Pension Trustee Advisors updates ORSC, Meets with STRS Ohio
On March 14, Flick Fornia of Pension Trustee Advisors (PTA), made a presentation on pension reform to the Ohio Retirement Study Council (ORSC) that largely supported defined benefit plans. At the ORSC's request, PTA is conducting a review of the pension reform plans that the five Ohio retirement systems have proposed. In his presentation to the Council, Fornia covered general issues, rather than items specific to any one system's plan.
Fornia provided case studies of plan designs from systems in other states along with steps some of those systems took to improve solvency. He said that Ohio's retirement eligibility rules and the typical benefit with 30 years of service are consistent with other states that don't participate in Social Security. Fornia told the Council that the defined benefit model is the predominant model among the typical statewide systems. He cited economic efficiency, the ability to better manage longevity risk, the effectiveness of portfolio diversification and the strength of professional asset management as advantages of defined benefit plans. Disadvantages included the chance that large unfunded liabilities can occur and that often times, the employer is responsible for additional contributions necessary to meet the pension promise.
Fornia later met with STRS Ohio staff to ask more in-depth questions about the board's proposed pension reform plan. Members of the senior management team provided answers and will continue to research any outstanding questions. PTA is expected to complete its study of the pension systems and provide a report to the ORSC in June or July.

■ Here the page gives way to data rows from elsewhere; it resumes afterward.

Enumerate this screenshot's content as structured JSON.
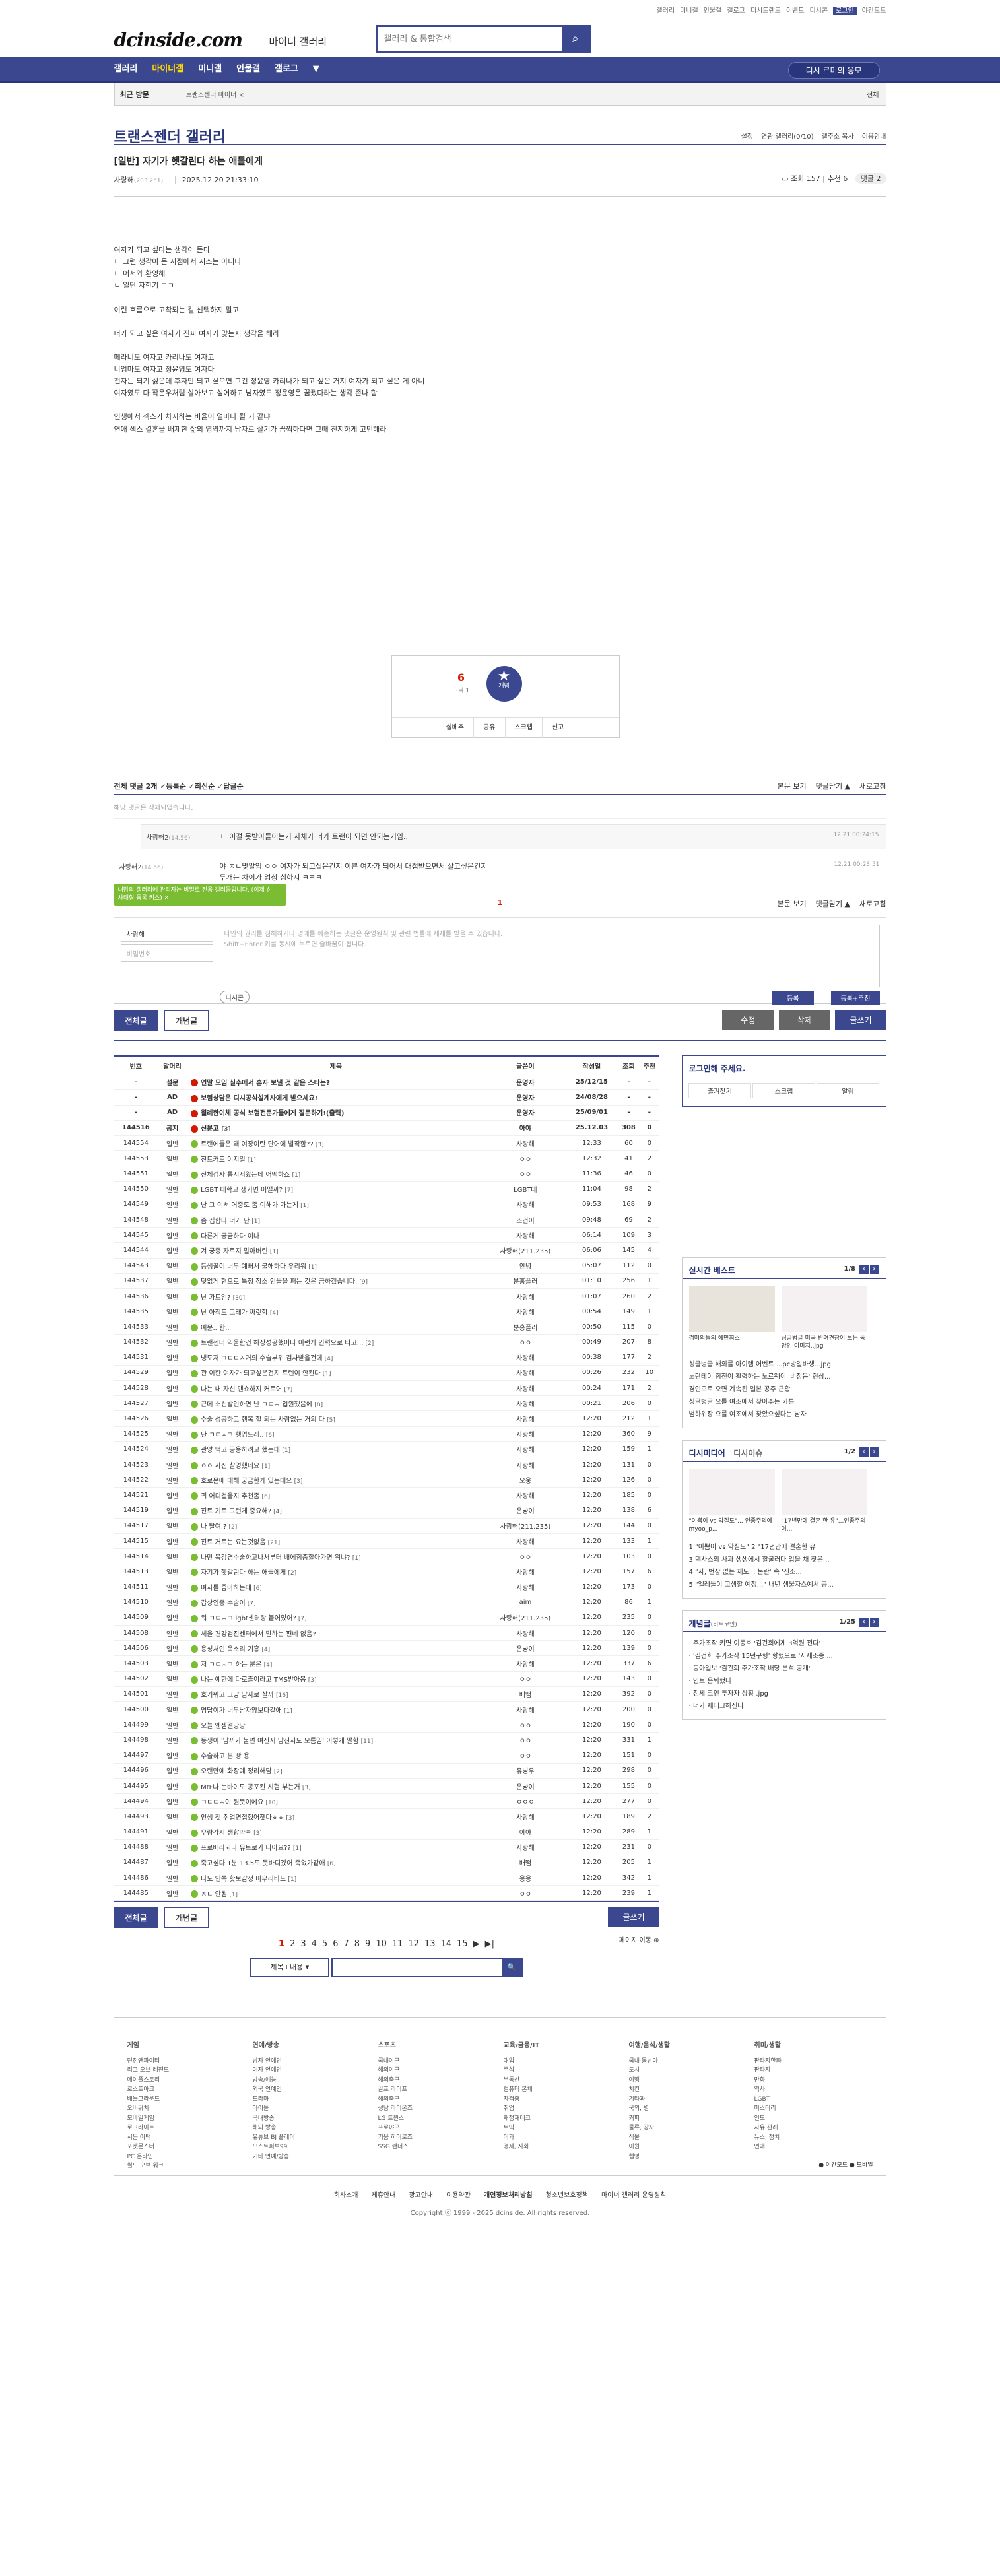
{
  "topnav": [
    "갤러리",
    "미니갤",
    "인물갤",
    "갤로그",
    "디시트렌드",
    "이벤트",
    "디시콘",
    "로그인",
    "야간모드"
  ],
  "logo": "dcinside.com",
  "logo_sub": "마이너 갤러리",
  "search": {
    "placeholder": "갤러리 & 통합검색"
  },
  "gnb": [
    "갤러리",
    "마이너갤",
    "미니갤",
    "인물갤",
    "갤로그"
  ],
  "gnb_btn": "디시 르미의 응모",
  "visit": {
    "label": "최근 방문",
    "item": "트랜스젠더 마이너 ×",
    "all": "전체"
  },
  "gallery": {
    "title": "트랜스젠더 갤러리",
    "opts": [
      "설정",
      "연관 갤러리(0/10)",
      "갤주소 복사",
      "이용안내"
    ]
  },
  "post": {
    "title": "[일반] 자기가 헷갈린다 하는 애들에게",
    "nick": "사랑해",
    "ip": "(203.251)",
    "date": "2025.12.20 21:33:10",
    "views": "조회 157",
    "reco": "추천 6",
    "cmt": "댓글 2",
    "body": [
      "여자가 되고 싶다는 생각이 든다",
      "ㄴ 그런 생각이 든 시점에서 시스는 아니다",
      "ㄴ 어서와 환영해",
      "ㄴ 일단 자한기 ㄱㄱ",
      "",
      "이런 흐름으로 고착되는 걸 선택하지 말고",
      "",
      "너가 되고 싶은 여자가 진짜 여자가 맞는지 생각을 해라",
      "",
      "메라너도 여자고 카리나도 여자고",
      "니엄마도 여자고 정윤영도 여자다",
      "전자는 되기 싫은데 후자만 되고 싶으면 그건 정윤영 카리나가 되고 싶은 거지 여자가 되고 싶은 게 아니",
      "여자였도 다 작은우처럼 살아보고 싶어하고 남자였도 정윤영은 꿈꿨다라는 생각 존나 함",
      "",
      "인생에서 섹스가 차지하는 비율이 얼마나 될 거 같냐",
      "연애 섹스 결혼을 배제한 삶의 영역까지 남자로 살기가 끔찍하다면 그때 진지하게 고민해라"
    ]
  },
  "reco": {
    "up": "6",
    "fix": "고닉 1",
    "star": "★",
    "star_lbl": "개념",
    "btns": [
      "실베추",
      "공유",
      "스크랩",
      "신고"
    ]
  },
  "comments": {
    "head": "전체 댓글 2개",
    "sorts": [
      "등록순",
      "최신순",
      "답글순"
    ],
    "right": [
      "본문 보기",
      "댓글닫기 ▲",
      "새로고침"
    ],
    "deleted": "해당 댓글은 삭제되었습니다.",
    "items": [
      {
        "nick": "사랑해2",
        "ip": "(14.56)",
        "text": "ㄴ 이걸 못받아들이는거 자체가 너가 트랜이 되면 안되는거임..",
        "time": "12.21 00:24:15",
        "reply": true
      },
      {
        "nick": "사랑해2",
        "ip": "(14.56)",
        "text": "야 ㅈㄴ맞말임 ㅇㅇ 여자가 되고싶은건지 이쁜 여자가 되어서 대접받으면서 살고싶은건지\n두개는 차이가 엄청 심하지 ㅋㅋㅋ",
        "time": "12.21 00:23:51",
        "reply": false
      }
    ],
    "page": "1",
    "tip": "내맘의 갤러리에 관리자는 비밀로 전용 갤러들입니다. (이제 신 사태형 등록 키스)",
    "write": {
      "nick": "사랑해",
      "pw": "비밀번호",
      "ta": "타인의 권리를 침해하거나 명예를 훼손하는 댓글은 운영원칙 및 관련 법률에 제재를 받을 수 있습니다.\nShift+Enter 키를 동시에 누르면 줄바꿈이 됩니다.",
      "dc": "디시콘",
      "b1": "등록",
      "b2": "등록+추천"
    }
  },
  "btns": {
    "all": "전체글",
    "concept": "개념글",
    "modify": "수정",
    "delete": "삭제",
    "write": "글쓰기"
  },
  "list": {
    "headers": [
      "번호",
      "말머리",
      "제목",
      "글쓴이",
      "작성일",
      "조회",
      "추천"
    ],
    "rows": [
      [
        "-",
        "설문",
        "연말 모임 실수에서 혼자 보낼 것 같은 스타는?",
        "",
        "운영자",
        "25/12/15",
        "-",
        "-"
      ],
      [
        "-",
        "AD",
        "보험상담은 디시공식설계사에게 받으세요!",
        "",
        "운영자",
        "24/08/28",
        "-",
        "-"
      ],
      [
        "-",
        "AD",
        "월례한이체 공식 보험전문가들에게 질문하기!(출력)",
        "",
        "운영자",
        "25/09/01",
        "-",
        "-"
      ],
      [
        "144516",
        "공지",
        "신분고",
        "[3]",
        "아야",
        "25.12.03",
        "308",
        "0"
      ],
      [
        "144554",
        "일반",
        "트랜에들은 왜 여장이란 단어에 발작함??",
        "[3]",
        "사랑해",
        "12:33",
        "60",
        "0"
      ],
      [
        "144553",
        "일반",
        "진트커도 이지밀",
        "[1]",
        "ㅇㅇ",
        "12:32",
        "41",
        "2"
      ],
      [
        "144551",
        "일반",
        "신체검사 통지서왔는데 어떡하죠",
        "[1]",
        "ㅇㅇ",
        "11:36",
        "46",
        "0"
      ],
      [
        "144550",
        "일반",
        "LGBT 대학교 생기면 어떨까?",
        "[7]",
        "LGBT대",
        "11:04",
        "98",
        "2"
      ],
      [
        "144549",
        "일반",
        "난 그 이서 어중도 좀 이해가 가는게",
        "[1]",
        "사랑해",
        "09:53",
        "168",
        "9"
      ],
      [
        "144548",
        "일반",
        "좀 집합다 너가 난",
        "[1]",
        "조건이",
        "09:48",
        "69",
        "2"
      ],
      [
        "144545",
        "일반",
        "다른게 궁금하다 이나",
        "",
        "사랑해",
        "06:14",
        "109",
        "3"
      ],
      [
        "144544",
        "일반",
        "겨 궁증 자르지 말아버린",
        "[1]",
        "사랑해(211.235)",
        "06:06",
        "145",
        "4"
      ],
      [
        "144543",
        "일반",
        "등생꿀이 너무 예뻐서 불해하다 우리워",
        "[1]",
        "안녕",
        "05:07",
        "112",
        "0"
      ],
      [
        "144537",
        "일반",
        "덧없게 혐오로 특정 장소 인들을 퍼는 것은 금하겠습니다.",
        "[9]",
        "분홍플러",
        "01:10",
        "256",
        "1"
      ],
      [
        "144536",
        "일반",
        "난 가트임?",
        "[30]",
        "사랑해",
        "01:07",
        "260",
        "2"
      ],
      [
        "144535",
        "일반",
        "난 아직도 그래가 짜릿함",
        "[4]",
        "사랑해",
        "00:54",
        "149",
        "1"
      ],
      [
        "144533",
        "일반",
        "예문.. 한..",
        "",
        "분홍플러",
        "00:50",
        "115",
        "0"
      ],
      [
        "144532",
        "일반",
        "트랜젠더 익울한건 해상성공했어나 이런게 인력으로 타고...",
        "[2]",
        "ㅇㅇ",
        "00:49",
        "207",
        "8"
      ],
      [
        "144531",
        "일반",
        "냉도저 ㄱㄷㄷㅅ거의 수술부위 검사받을건데",
        "[4]",
        "사랑해",
        "00:38",
        "177",
        "2"
      ],
      [
        "144529",
        "일반",
        "관 이한 여자가 되고싶은건지 트렌이 안된다",
        "[1]",
        "사랑해",
        "00:26",
        "232",
        "10"
      ],
      [
        "144528",
        "일반",
        "나는 내 자신 맨쇼하지 커트어",
        "[7]",
        "사랑해",
        "00:24",
        "171",
        "2"
      ],
      [
        "144527",
        "일반",
        "근데 소신발언하면 난 ㄱㄷㅅ 입원했음에",
        "[8]",
        "사랑해",
        "00:21",
        "206",
        "0"
      ],
      [
        "144526",
        "일반",
        "수술 성공하고 행복 할 되는 사람없는 거의 다",
        "[5]",
        "사랑해",
        "12:20",
        "212",
        "1"
      ],
      [
        "144525",
        "일반",
        "난 ㄱㄷㅅㄱ 행업드래..",
        "[6]",
        "사랑해",
        "12:20",
        "360",
        "9"
      ],
      [
        "144524",
        "일반",
        "관양 먹고 공용하려고 했는데",
        "[1]",
        "사랑해",
        "12:20",
        "159",
        "1"
      ],
      [
        "144523",
        "일반",
        "ㅇㅇ 사진 찰영했네요",
        "[1]",
        "사랑해",
        "12:20",
        "131",
        "0"
      ],
      [
        "144522",
        "일반",
        "호로몬에 대해 궁금한게 있는데요",
        "[3]",
        "오웅",
        "12:20",
        "126",
        "0"
      ],
      [
        "144521",
        "일반",
        "귀 어디결울지 추천좀",
        "[6]",
        "사랑해",
        "12:20",
        "185",
        "0"
      ],
      [
        "144519",
        "일반",
        "진트 기트 그런게 중요해?",
        "[4]",
        "온냥이",
        "12:20",
        "138",
        "6"
      ],
      [
        "144517",
        "일반",
        "나 탈여.?",
        "[2]",
        "사랑해(211.235)",
        "12:20",
        "144",
        "0"
      ],
      [
        "144515",
        "일반",
        "진트 거트는 요는것없음",
        "[21]",
        "사랑해",
        "12:20",
        "133",
        "1"
      ],
      [
        "144514",
        "일반",
        "나만 복강경수술하고나서부터 배에힘줌할아가면 위냐?",
        "[1]",
        "ㅇㅇ",
        "12:20",
        "103",
        "0"
      ],
      [
        "144513",
        "일반",
        "자기가 헷갈린다 하는 애들에게",
        "[2]",
        "사랑해",
        "12:20",
        "157",
        "6"
      ],
      [
        "144511",
        "일반",
        "여자를 좋아하는데",
        "[6]",
        "사랑해",
        "12:20",
        "173",
        "0"
      ],
      [
        "144510",
        "일반",
        "갑상연증 수술이",
        "[7]",
        "aim",
        "12:20",
        "86",
        "1"
      ],
      [
        "144509",
        "일반",
        "워 ㄱㄷㅅㄱ lgbt센터랑 붙어있어?",
        "[7]",
        "사랑해(211.235)",
        "12:20",
        "235",
        "0"
      ],
      [
        "144508",
        "일반",
        "세울 견강검진센터에서 말하는 편네 없음?",
        "",
        "사랑해",
        "12:20",
        "120",
        "0"
      ],
      [
        "144506",
        "일반",
        "용성처인 옥소리 기흥",
        "[4]",
        "온냥이",
        "12:20",
        "139",
        "0"
      ],
      [
        "144503",
        "일반",
        "저 ㄱㄷㅅㄱ 하는 분은",
        "[4]",
        "사랑해",
        "12:20",
        "337",
        "6"
      ],
      [
        "144502",
        "일반",
        "나는 예한에 다로즐이라고 TMS받아봄",
        "[3]",
        "ㅇㅇ",
        "12:20",
        "143",
        "0"
      ],
      [
        "144501",
        "일반",
        "호기워고 그냥 남자로 살까",
        "[16]",
        "배떰",
        "12:20",
        "392",
        "0"
      ],
      [
        "144500",
        "일반",
        "영답이가 너무남자양보다같애",
        "[1]",
        "사랑해",
        "12:20",
        "200",
        "0"
      ],
      [
        "144499",
        "일반",
        "오늘 엔젬걸당당",
        "",
        "ㅇㅇ",
        "12:20",
        "190",
        "0"
      ],
      [
        "144498",
        "일반",
        "동생이 '남끼가 불면 여진지 남진지도 모름임' 이렇게 말함",
        "[11]",
        "ㅇㅇ",
        "12:20",
        "331",
        "1"
      ],
      [
        "144497",
        "일반",
        "수술하고 본 빵 용",
        "",
        "ㅇㅇ",
        "12:20",
        "151",
        "0"
      ],
      [
        "144496",
        "일반",
        "오랜만에 화장예 정리해담",
        "[2]",
        "유닝우",
        "12:20",
        "298",
        "0"
      ],
      [
        "144495",
        "일반",
        "MtF나 논바이도 공포된 시험 부는거",
        "[3]",
        "온냥이",
        "12:20",
        "155",
        "0"
      ],
      [
        "144494",
        "일반",
        "ㄱㄷㄷㅅ이 원뜻이에요",
        "[10]",
        "ㅇㅇㅇ",
        "12:20",
        "277",
        "0"
      ],
      [
        "144493",
        "일반",
        "인생 첫 취업면접했어젯다ㅎㅎ",
        "[3]",
        "사랑해",
        "12:20",
        "189",
        "2"
      ],
      [
        "144491",
        "일반",
        "우람각시 생향막ㅋ",
        "[3]",
        "아야",
        "12:20",
        "289",
        "1"
      ],
      [
        "144488",
        "일반",
        "프로베라되다 뮤트로가 나아요??",
        "[1]",
        "사랑해",
        "12:20",
        "231",
        "0"
      ],
      [
        "144487",
        "일반",
        "죽고싶다 1분 13.5도 뭇바디겠어 죽었가같애",
        "[6]",
        "배떰",
        "12:20",
        "205",
        "1"
      ],
      [
        "144486",
        "일반",
        "나도 인쪽 핫보감정 마우리바도",
        "[1]",
        "용용",
        "12:20",
        "342",
        "1"
      ],
      [
        "144485",
        "일반",
        "ㅈㄴ 안됨",
        "[1]",
        "ㅇㅇ",
        "12:20",
        "239",
        "1"
      ]
    ]
  },
  "pager": {
    "pages": [
      "1",
      "2",
      "3",
      "4",
      "5",
      "6",
      "7",
      "8",
      "9",
      "10",
      "11",
      "12",
      "13",
      "14",
      "15"
    ],
    "next": "▶",
    "last": "▶|",
    "jump": "페이지 이동 ⊕"
  },
  "search2": {
    "sel": "제목+내용 ▾",
    "btn": "🔍"
  },
  "side": {
    "login": "로그인해 주세요.",
    "login_btns": [
      "즐겨찾기",
      "스크랩",
      "알림"
    ],
    "best": {
      "title": "실시간 베스트",
      "page": "1/8",
      "caps": [
        "검머외들의 혜민희스",
        "싱글벙글 미국 반려견장이 보는 동양인 이미지..jpg"
      ],
      "list": [
        "싱글벙글 해외를 아이템 어벤트 ...pc방알바생...jpg",
        "노란테이 힘전이 활력하는 노르웨이 '비정음' 현상...",
        "경인으로 오면 계속된 일본 공주 근황",
        "싱글벙글 요를 여조에서 찾아주는 카튼",
        "범하위장 요를 여조에서 찾았으싶다는 남자"
      ]
    },
    "media": {
      "title": "디시미디어",
      "title2": "디시이슈",
      "page": "1/2",
      "caps": [
        "\"이쁨이 vs 악질도\"... 인종주의에 myoo_p...",
        "\"17년만에 결혼 한 유\"...인종주의 이..."
      ],
      "list": [
        "1 \"이쁨이 vs 악질도\" 2 \"17년만에 결혼한 유",
        "3 텍사스의 사과 생생에서 할굴러다 입을 채 찾은...",
        "4 \"자, 번상 없는 재도... 논란' 속 '진소...",
        "5 \"엘레들이 고생할 예정...\" 내년 생물자스예서 공..."
      ]
    },
    "concept": {
      "title": "개념글",
      "sub": "(비트코인)",
      "page": "1/25",
      "list": [
        "· 주가조작 키면 이동호 '김건희에게 3억원 전다'",
        "· '김건희 주가조작 15년구형' 향했으로 '사세조종 ...",
        "· 동아일보 '김건희 주가조작 배당 분석 공개'",
        "· 인트 은퇴했다",
        "· 전세 코인 투자자 상황 .jpg",
        "· 너가 재테크해진다"
      ]
    }
  },
  "footer": {
    "cols": [
      {
        "h": "게임",
        "items": [
          "던전앤파이터",
          "리그 오브 레전드",
          "메이플스토리",
          "로스트아크",
          "배틀그라운드",
          "오버워치",
          "모바일게임",
          "로그라이트",
          "서든 어택",
          "포켓몬스터",
          "PC 온라인",
          "월드 오브 워크"
        ]
      },
      {
        "h": "연예/방송",
        "items": [
          "남자 연예인",
          "여자 연예인",
          "방송/예능",
          "외국 연예인",
          "드라마",
          "아이돌",
          "국내방송",
          "해외 방송",
          "유튜브 BJ 플레이",
          "모스트퍼브99",
          "기타 연예/방송"
        ]
      },
      {
        "h": "스포츠",
        "items": [
          "국내야구",
          "해외야구",
          "해외축구",
          "골프 라이프",
          "해외축구",
          "성남 라이온즈",
          "LG 트윈스",
          "프로야구",
          "키움 히어로즈",
          "SSG 랜더스"
        ]
      },
      {
        "h": "교육/금융/IT",
        "items": [
          "대입",
          "주식",
          "부동산",
          "컴퓨터 본체",
          "자격증",
          "취업",
          "재정재테크",
          "토익",
          "이과",
          "경제, 사회"
        ]
      },
      {
        "h": "여행/음식/생활",
        "items": [
          "국내 동남아",
          "도시",
          "여행",
          "치킨",
          "기타과",
          "국외, 병",
          "커피",
          "물류, 강사",
          "식물",
          "이원",
          "웹영"
        ]
      },
      {
        "h": "취미/생활",
        "items": [
          "판타지한화",
          "판타지",
          "만화",
          "역사",
          "LGBT",
          "미스터리",
          "인도",
          "자유 관례",
          "뉴스, 정치",
          "연애"
        ]
      }
    ],
    "lang": "● 야간모드   ● 모바일",
    "links": [
      "회사소개",
      "제휴안내",
      "광고안내",
      "이용약관",
      "개인정보처리방침",
      "청소년보호정책",
      "마이너 갤러리 운영원칙"
    ],
    "copy": "Copyright ⓒ 1999 - 2025 dcinside. All rights reserved."
  }
}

Tim Myers Unopposed for Retirement Board Election
In 2008, Tim Myers was elected to a contributing member seat on the Retirement Board with a term that runs through Aug. 31, 2012. Myers was the only STRS Ohio contributing member to file enough completed petitions for the 2012 election for this seat by the deadline of Feb. 24, 2012. Therefore, according to Ohio statute, no election needs to be held since he is unopposed and he will continue in this seat through Aug. 31, 2016. Myers currently provides computer training for middle school students at Elida Local Schools.
Retirements Approved
The Retirement Board approved 218 active members and 126 inactive members for retirement.